Keep this in mind as well as the need to pay egress costs when moving data out of Azure regions. Consider a tool like Azure Data Catalog as a way to catalog, index and discover enterprise data to help with data governance.
4. Operations and Maintenance
Cloud tools to monitor your new cloud BI solution will differ in many cases from your traditional on-prem monitoring tools. But any good DBA and operations team will have a set of tools for monitoring & management that includes baselines for performance metrics, monitor changes and stddev of those changes over time, remote patching and VM/server maintenance. If you leverage PaaS services in Azure, you can take advantage of fully or partially managed services that eliminate parts of the operations & maintenance lifecycle, but you will still want to monitor for alerts and performance. These cloud-first data services in Azure include SQL DB, SQL DW, HS Insight, Power BI, ADF, etc. It is critical to monitor and set alerts either with a cloud-first app like OMS (see below), a VM-based out-of-band monitoring tool or an on-prem tool in order to successfully operationalize your cloud BI solution.
The cost models of a cloud BI solution will likely vary dramatically and will be much more flexible compared what you are used to in a traditional on-prem BI solution. But with cloud costs, you need to think of your solution as a consumer of a utility company, in which you are consuming services. Think of it as using energy from a power company, or a phone service from a phone carrier. In Azure, you will need to monitor how many hours you are consuming and how much data you are storing. This model allows you to quickly and inexpensively spin-up and tear-down environments for development and staging in the cloud. But you need to modify your budget planning and strategy from the traditional perpetual license up-front, annualized and maintenance cost model to a model that requires you to monitor usage regularly. Many Azure services including VMs and ADW, allow you to pause your service so that you only pay for compute when you are actually performing work on your data.

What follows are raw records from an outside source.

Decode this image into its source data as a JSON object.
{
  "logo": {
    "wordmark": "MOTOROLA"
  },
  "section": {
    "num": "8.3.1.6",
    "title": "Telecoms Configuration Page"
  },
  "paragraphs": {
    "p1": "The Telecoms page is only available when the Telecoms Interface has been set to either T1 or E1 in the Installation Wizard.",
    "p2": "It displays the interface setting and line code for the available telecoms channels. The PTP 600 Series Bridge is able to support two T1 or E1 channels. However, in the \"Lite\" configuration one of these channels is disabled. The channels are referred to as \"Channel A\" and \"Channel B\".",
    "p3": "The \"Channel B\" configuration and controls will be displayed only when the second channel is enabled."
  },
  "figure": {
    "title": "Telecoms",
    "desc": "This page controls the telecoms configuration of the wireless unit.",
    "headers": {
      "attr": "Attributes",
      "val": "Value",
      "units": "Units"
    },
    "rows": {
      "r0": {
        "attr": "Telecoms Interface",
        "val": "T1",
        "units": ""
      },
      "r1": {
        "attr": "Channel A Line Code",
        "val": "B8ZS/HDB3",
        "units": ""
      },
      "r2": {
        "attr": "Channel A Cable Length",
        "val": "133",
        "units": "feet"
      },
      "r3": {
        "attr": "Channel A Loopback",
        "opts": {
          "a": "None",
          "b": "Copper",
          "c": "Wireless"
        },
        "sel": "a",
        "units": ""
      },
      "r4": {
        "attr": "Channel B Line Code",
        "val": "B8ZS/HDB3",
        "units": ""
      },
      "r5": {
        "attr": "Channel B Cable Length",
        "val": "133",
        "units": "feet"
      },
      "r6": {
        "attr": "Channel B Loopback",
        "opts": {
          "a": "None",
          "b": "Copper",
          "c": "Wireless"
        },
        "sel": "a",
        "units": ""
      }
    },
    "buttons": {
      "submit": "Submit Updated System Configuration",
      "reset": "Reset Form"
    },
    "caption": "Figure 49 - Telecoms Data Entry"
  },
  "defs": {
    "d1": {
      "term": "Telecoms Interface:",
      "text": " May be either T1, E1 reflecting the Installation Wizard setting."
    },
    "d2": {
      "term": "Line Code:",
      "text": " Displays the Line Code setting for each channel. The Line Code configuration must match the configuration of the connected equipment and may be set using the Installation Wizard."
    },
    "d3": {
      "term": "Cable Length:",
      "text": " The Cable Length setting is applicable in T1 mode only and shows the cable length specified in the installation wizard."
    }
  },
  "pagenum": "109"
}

Cloud databases like Azure SQL DB and Cosmos DB allows you to adjust the usage throughout the day to maximize your spend based upon activities. I.e., increase capacity during large nightly data loads and early morning report execution. You can then lower your capacity, and thereby controlling your spend, on weekends or after business hours. If you are cooking Big Data for ELT in a data lake, consider taking advantage of Azure Data Lake Analytics where you only pay for compute based on the parallelism of jobs while they execute against your data in the lake. ADLA offers pay-as-you-go or discounted commitment packages, which is a common billing mechanism that you will find in cloud and Azure solutions.